The court also held that Omni breached the implied covenant of good faith and fair dealing under D.C. law. Omni knew it had negotiated away its standard reassignment right, could point to no prior instance in which it had unilaterally relocated a contracted event, and offered no evidence that any industry custom of reassigning event spaces extends to contracts where that right has been expressly bargained away. The court held that by deliberately displacing the Gala in favor of a higher-paying client, Omni willfully rendered imperfect performance and acted in bad faith as a matter of law, citing Paul v. Howard University, 754 A.2d 297 (D.C. 2000).

On mitigation, the court rejected Omni's argument that Inova unreasonably refused to accept the alternative spaces. The court noted that the mitigation rule does not give a breaching party grounds for hypercritical examination of the choices its own default forced upon the other side, citing Dist. Concrete Co. v. Bernstein Concrete Corp., 418 A.2d 1030 (D.C. 1980). Because there was no genuine dispute that the substitute rooms were inadequate, the district court properly precluded Omni from arguing or introducing evidence that Inova should have accepted them.

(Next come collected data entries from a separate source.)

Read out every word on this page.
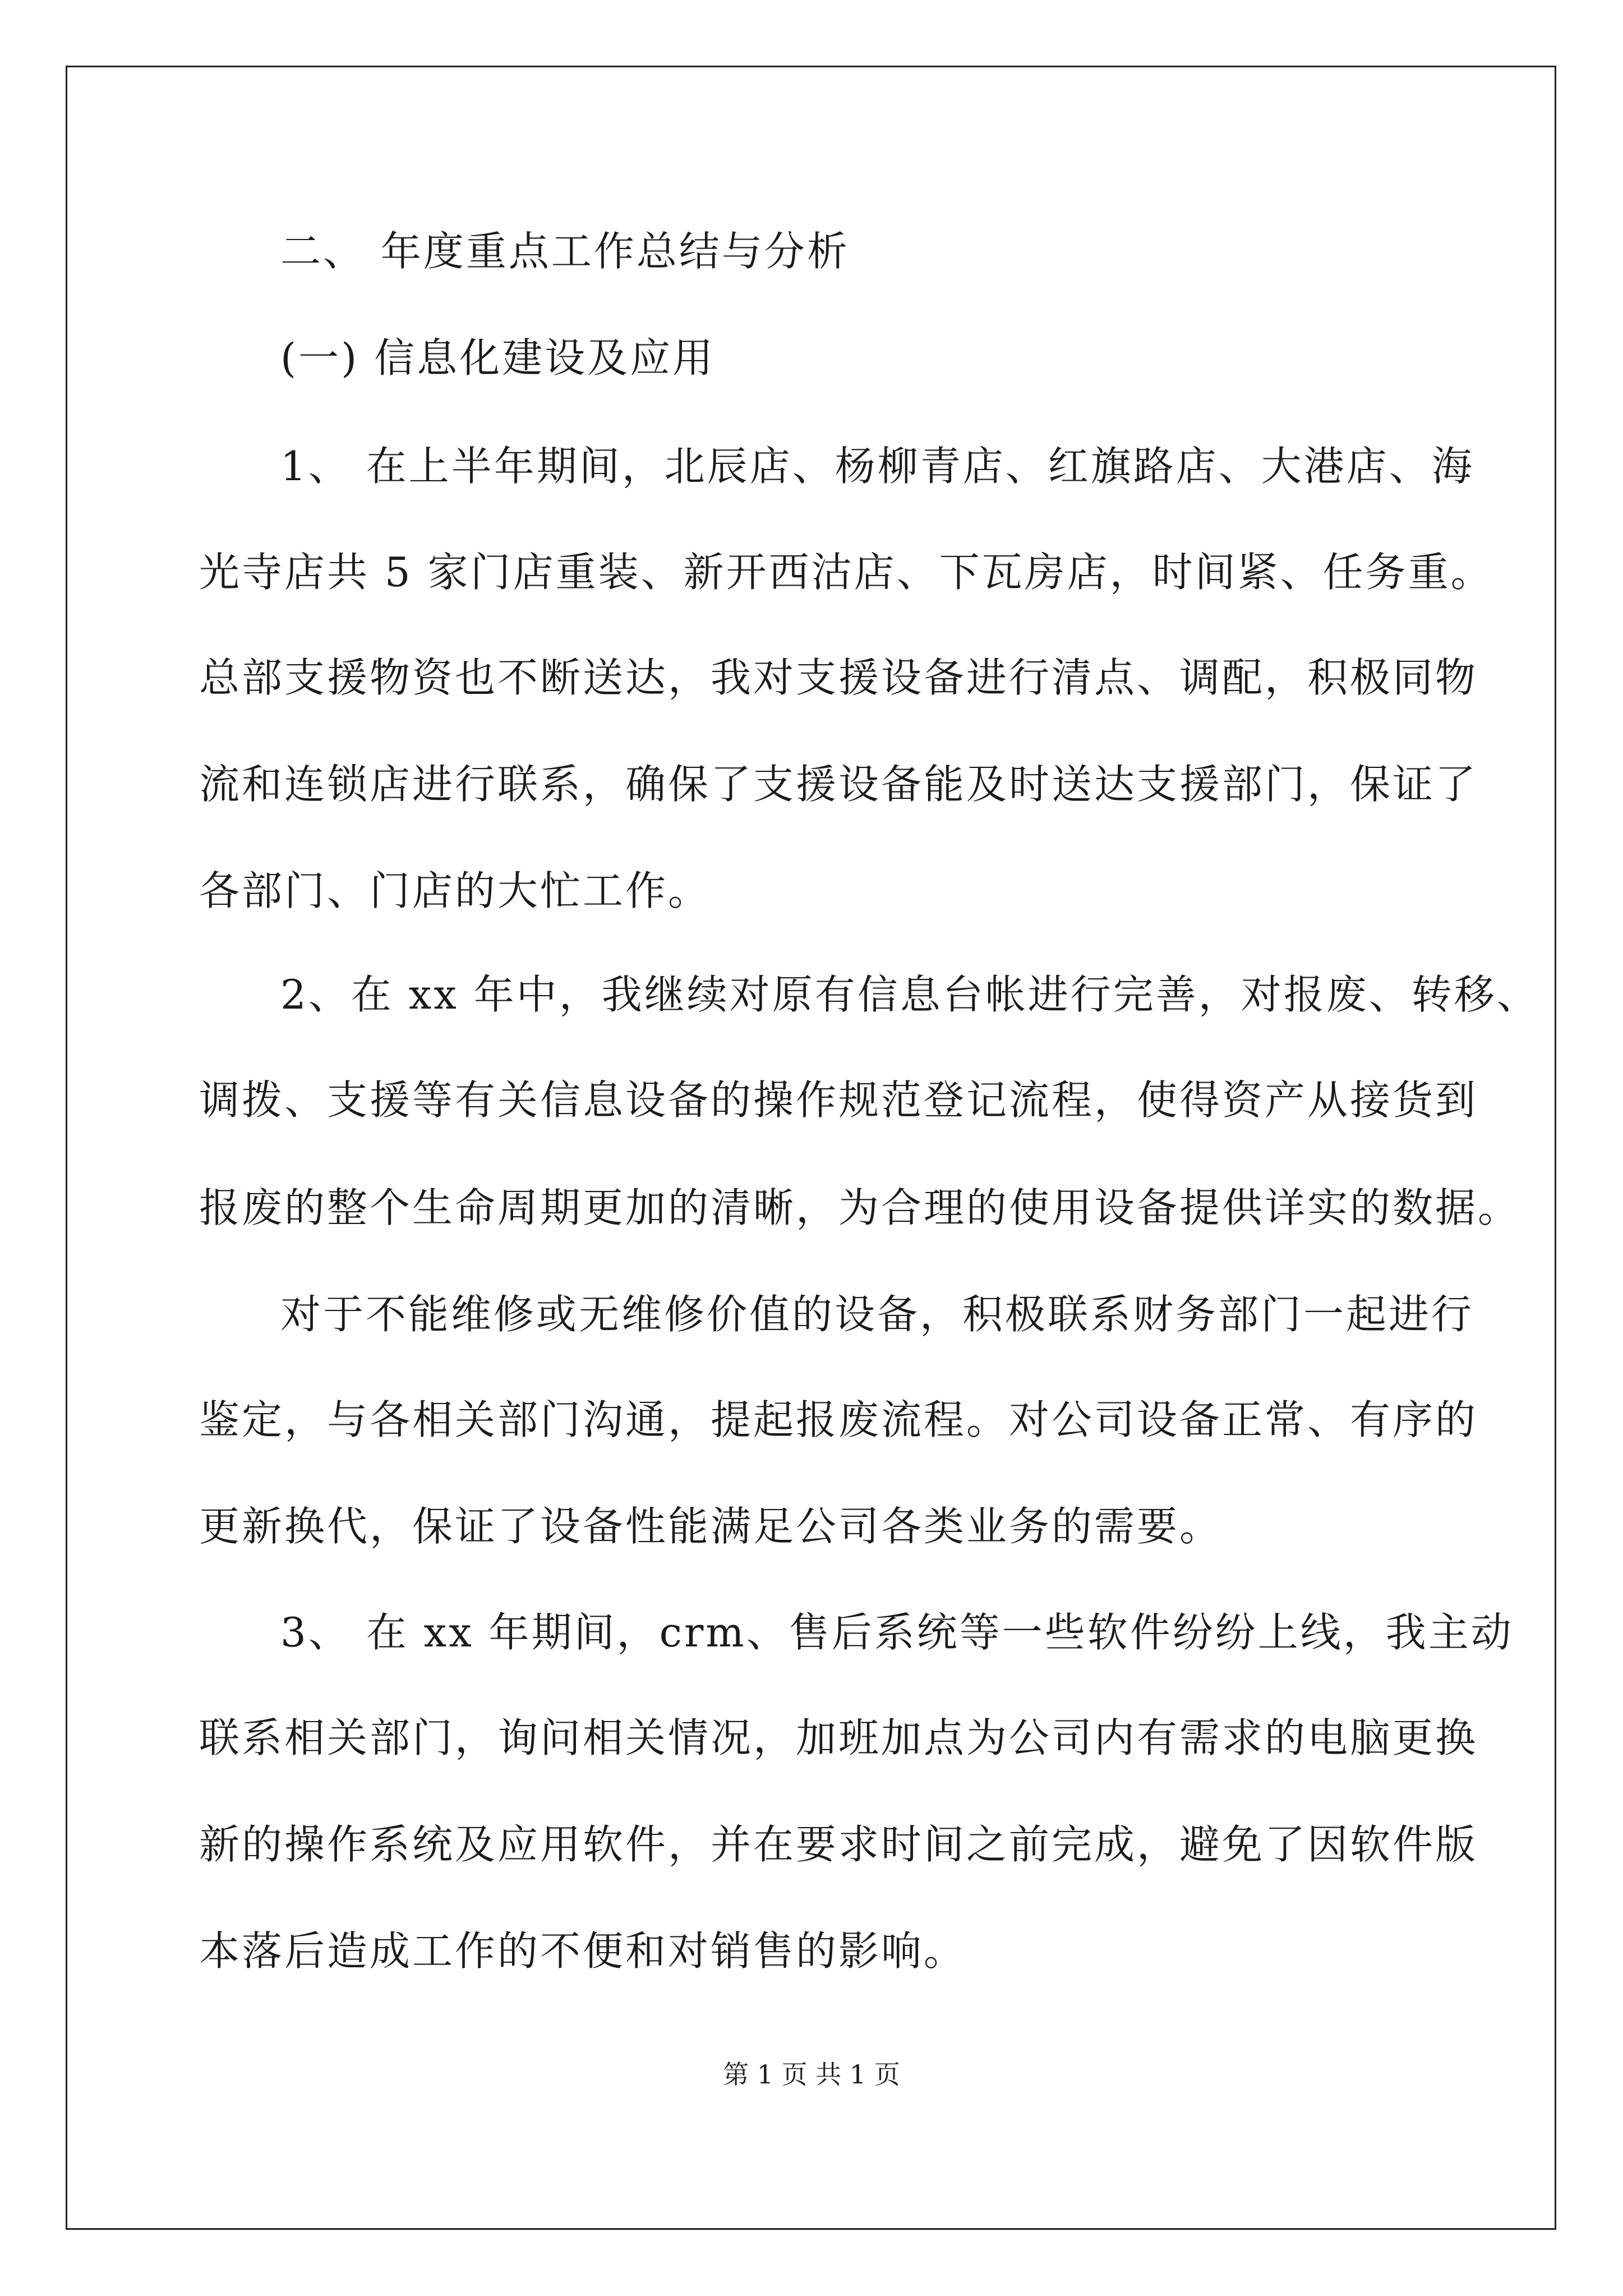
二、 年度重点工作总结与分析
(一) 信息化建设及应用
1、 在上半年期间，北辰店、杨柳青店、红旗路店、大港店、海
光寺店共 5 家门店重装、新开西沽店、下瓦房店，时间紧、任务重。
总部支援物资也不断送达，我对支援设备进行清点、调配，积极同物
流和连锁店进行联系，确保了支援设备能及时送达支援部门，保证了
各部门、门店的大忙工作。
2、在 xx 年中，我继续对原有信息台帐进行完善，对报废、转移、
调拨、支援等有关信息设备的操作规范登记流程，使得资产从接货到
报废的整个生命周期更加的清晰，为合理的使用设备提供详实的数据。
对于不能维修或无维修价值的设备，积极联系财务部门一起进行
鉴定，与各相关部门沟通，提起报废流程。对公司设备正常、有序的
更新换代，保证了设备性能满足公司各类业务的需要。
3、 在 xx 年期间，crm、售后系统等一些软件纷纷上线，我主动
联系相关部门，询问相关情况，加班加点为公司内有需求的电脑更换
新的操作系统及应用软件，并在要求时间之前完成，避免了因软件版
本落后造成工作的不便和对销售的影响。
第 1 页 共 1 页
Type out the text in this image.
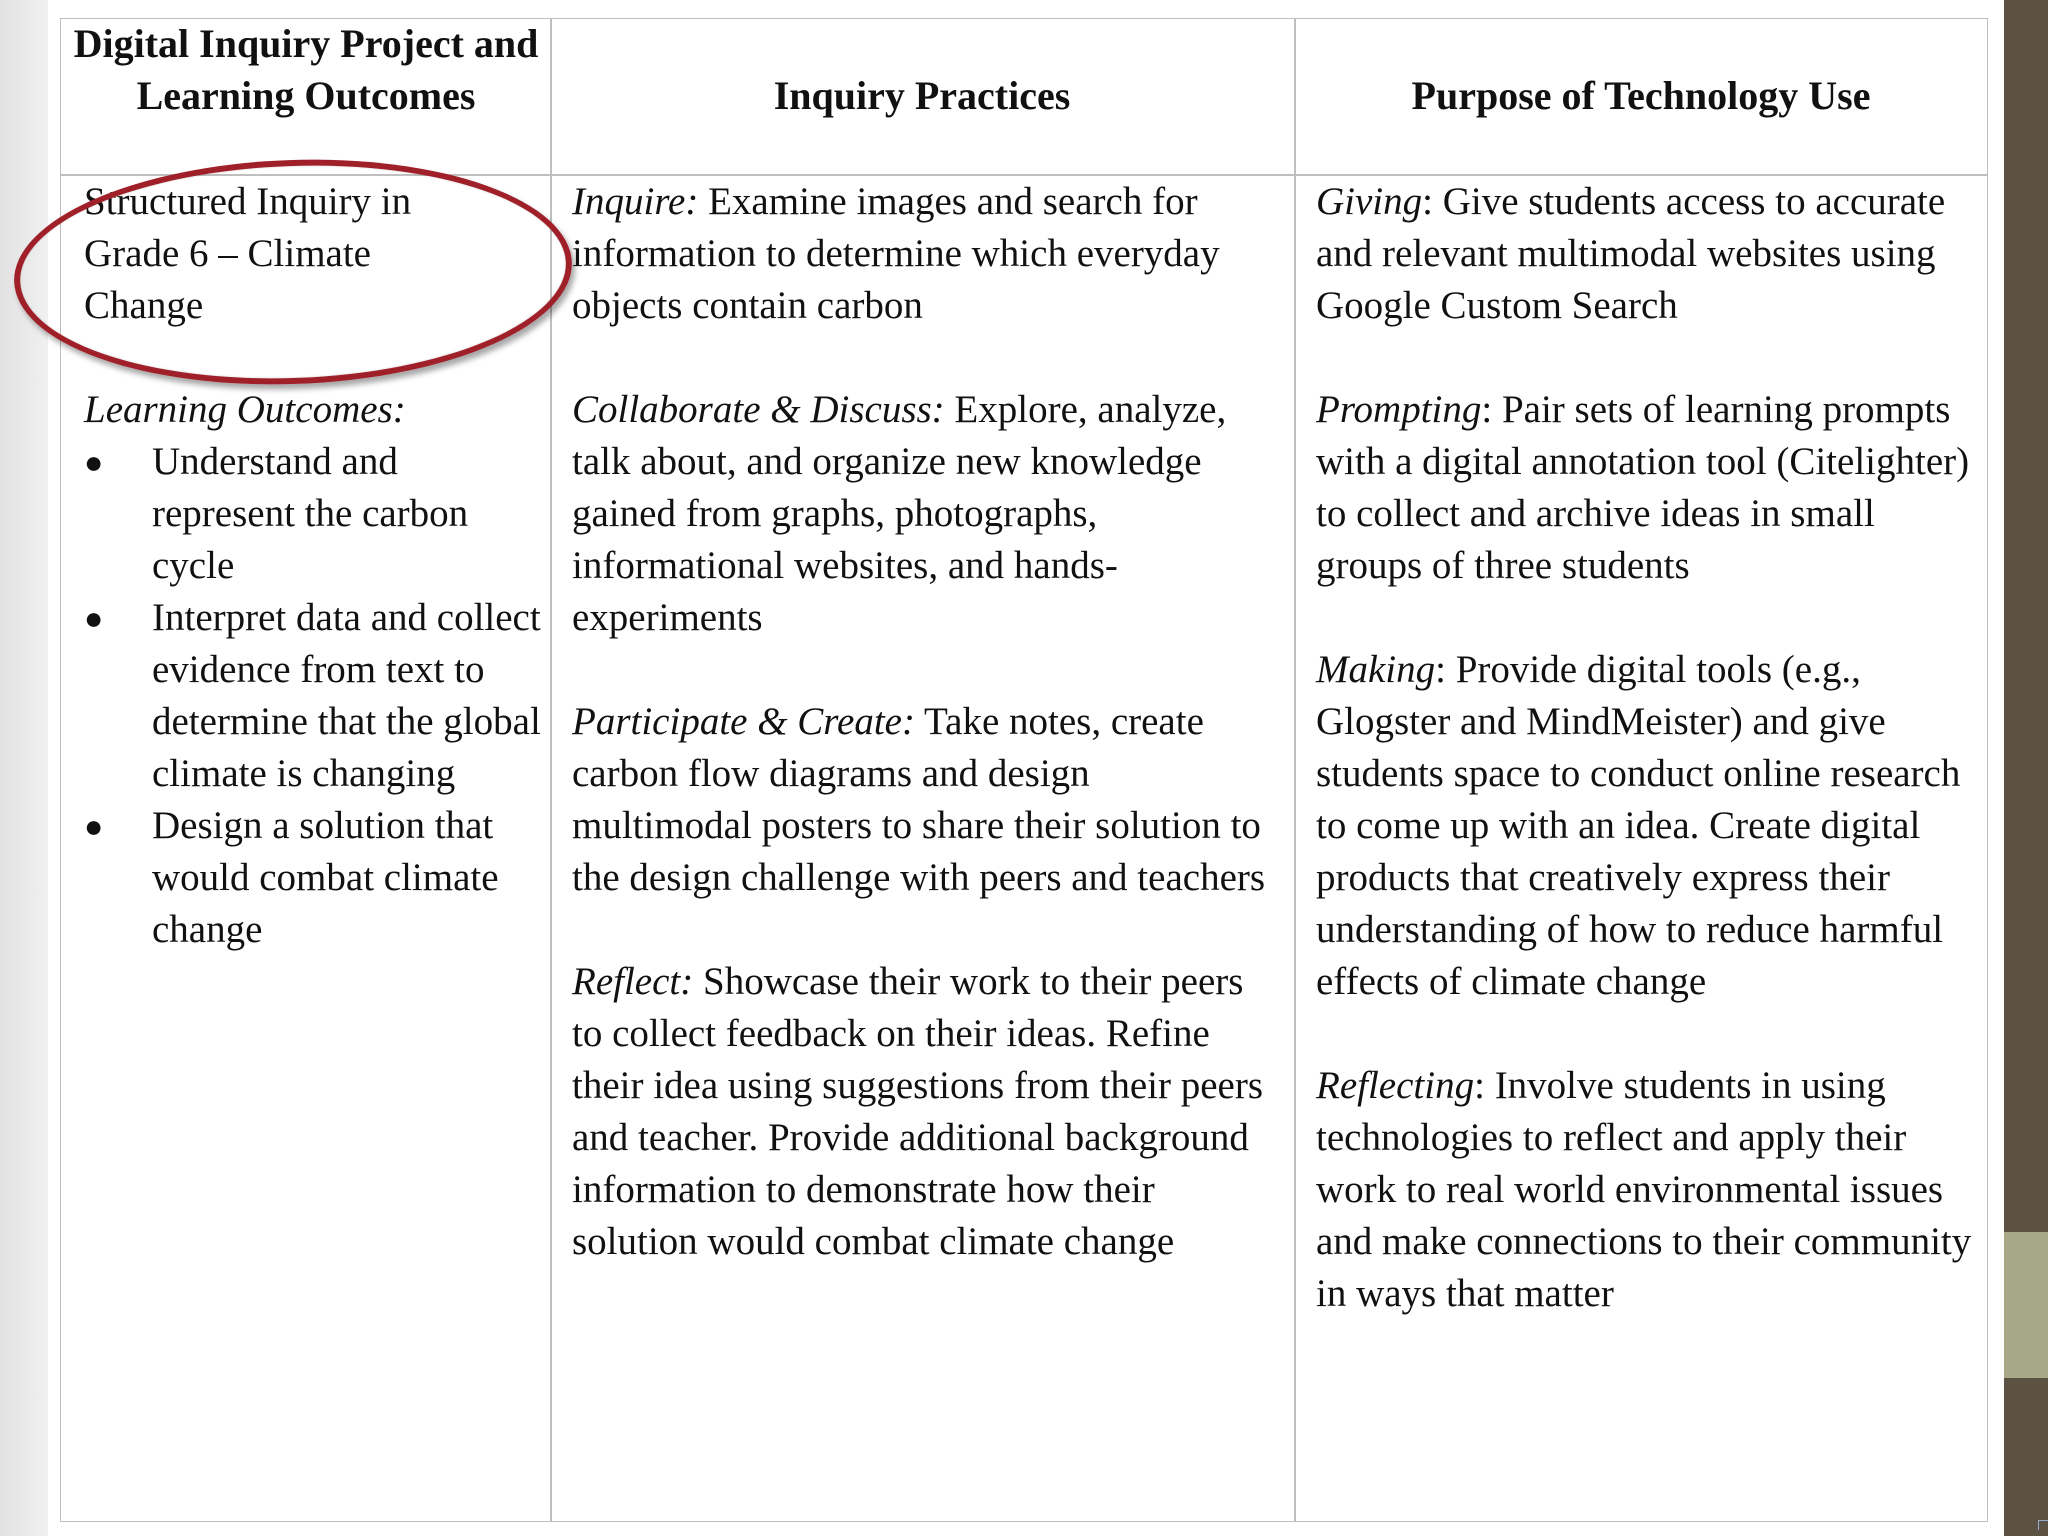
Digital Inquiry Project and Learning Outcomes	Inquiry Practices	Purpose of Technology Use

Structured Inquiry in Grade 6 – Climate Change

Learning Outcomes:

● Understand and represent the carbon cycle
● Interpret data and collect evidence from text to determine that the global climate is changing
● Design a solution that would combat climate change

Inquire: Examine images and search for information to determine which everyday objects contain carbon

Collaborate & Discuss: Explore, analyze, talk about, and organize new knowledge gained from graphs, photographs, informational websites, and hands-experiments

Participate & Create: Take notes, create carbon flow diagrams and design multimodal posters to share their solution to the design challenge with peers and teachers

Reflect: Showcase their work to their peers to collect feedback on their ideas. Refine their idea using suggestions from their peers and teacher. Provide additional background information to demonstrate how their solution would combat climate change

Giving: Give students access to accurate and relevant multimodal websites using Google Custom Search

Prompting: Pair sets of learning prompts with a digital annotation tool (Citelighter) to collect and archive ideas in small groups of three students

Making: Provide digital tools (e.g., Glogster and MindMeister) and give students space to conduct online research to come up with an idea. Create digital products that creatively express their understanding of how to reduce harmful effects of climate change

Reflecting: Involve students in using technologies to reflect and apply their work to real world environmental issues and make connections to their community in ways that matter
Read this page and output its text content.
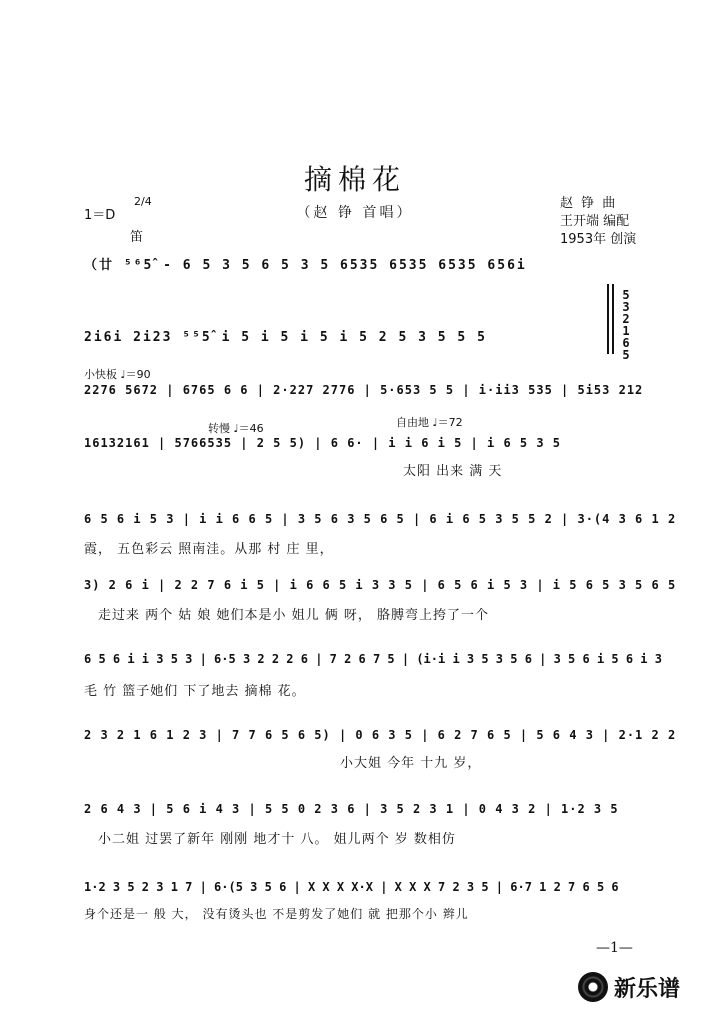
摘棉花
（赵 铮 首唱）
1＝D
2/4
笛
赵 铮 曲
王开端 编配
1953年 创演
（廿 ⁵⁶5̂ - 6 5 3 5 6 5 3 5 6535 6535 6535 656i
2i6i 2i23 ⁵⁵5̂ i 5 i 5 i 5 i 5 2 5 3 5 5 5
532165
小快板 ♩＝90
2276 5672 | 6765 6 6 | 2·227 2776 | 5·653 5 5 | i·ii3 535 | 5i53 212
转慢 ♩＝46	自由地 ♩＝72
16132161 | 5766535 | 2 5 5) | 6 6· | i i 6 i 5 | i 6 5 3 5
太阳 出来 满 天
6 5 6 i 5 3 | i i 6 6 5 | 3 5 6 3 5 6 5 | 6 i 6 5 3 5 5 2 | 3·(4 3 6 1 2
霞， 五色彩云 照南洼。从那 村 庄 里，
3) 2 6 i | 2 2 7 6 i 5 | i 6 6 5 i 3 3 5 | 6 5 6 i 5 3 | i 5 6 5 3 5 6 5
走过来 两个 姑 娘 她们本是小 姐儿 俩 呀， 胳膊弯上挎了一个
6 5 6 i i 3 5 3 | 6·5 3 2 2 2 6 | 7 2 6 7 5 | (i·i i 3 5 3 5 6 | 3 5 6 i 5 6 i 3
毛 竹 篮子她们 下了地去 摘棉 花。
2 3 2 1 6 1 2 3 | 7 7 6 5 6 5) | 0 6 3 5 | 6 2 7 6 5 | 5 6 4 3 | 2·1 2 2
小大姐 今年 十九 岁，
2 6 4 3 | 5 6 i 4 3 | 5 5 0 2 3 6 | 3 5 2 3 1 | 0 4 3 2 | 1·2 3 5
小二姐 过罢了新年 刚刚 地才十 八。 姐儿两个 岁 数相仿
1·2 3 5 2 3 1 7 | 6·(5 3 5 6 | X X X X·X | X X X 7 2 3 5 | 6·7 1 2 7 6 5 6
身个还是一 般 大， 没有烫头也 不是剪发了她们 就 把那个小 辫儿
—1—
新乐谱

The court parted ways with the district court on the status of co-plaintiff Smith Center for Healing and the Arts. Smith Center was not a party to the Agreement and could recover only as an intended third-party beneficiary — a status requiring proof that Inova and Omni had an express or implied intention to benefit Smith Center directly. Omni's general manager testified that Smith Center was not noted in any correspondence regarding the 2019 Gala, that Omni had no knowledge of Smith Center's payment for past events, and that Omni had no knowledge about the identity of the party who signed the $10,000 deposit check. The court held that testimony was sufficient to create a genuine dispute of material fact that should have gone to a jury, and that the district court had effectively conflated its earlier denial of Omni's motion with an affirmative finding that Smith Center qualified as a third-party beneficiary as a matter of law.

The court vacated the damages award to Smith Center and the collective costs award — noting that neither the jury instructions nor the record furnished a basis for apportioning the costs award between Inova and Smith Center — and remanded for further proceedings. The jury's award of $127,001.65 in damages to Inova was affirmed.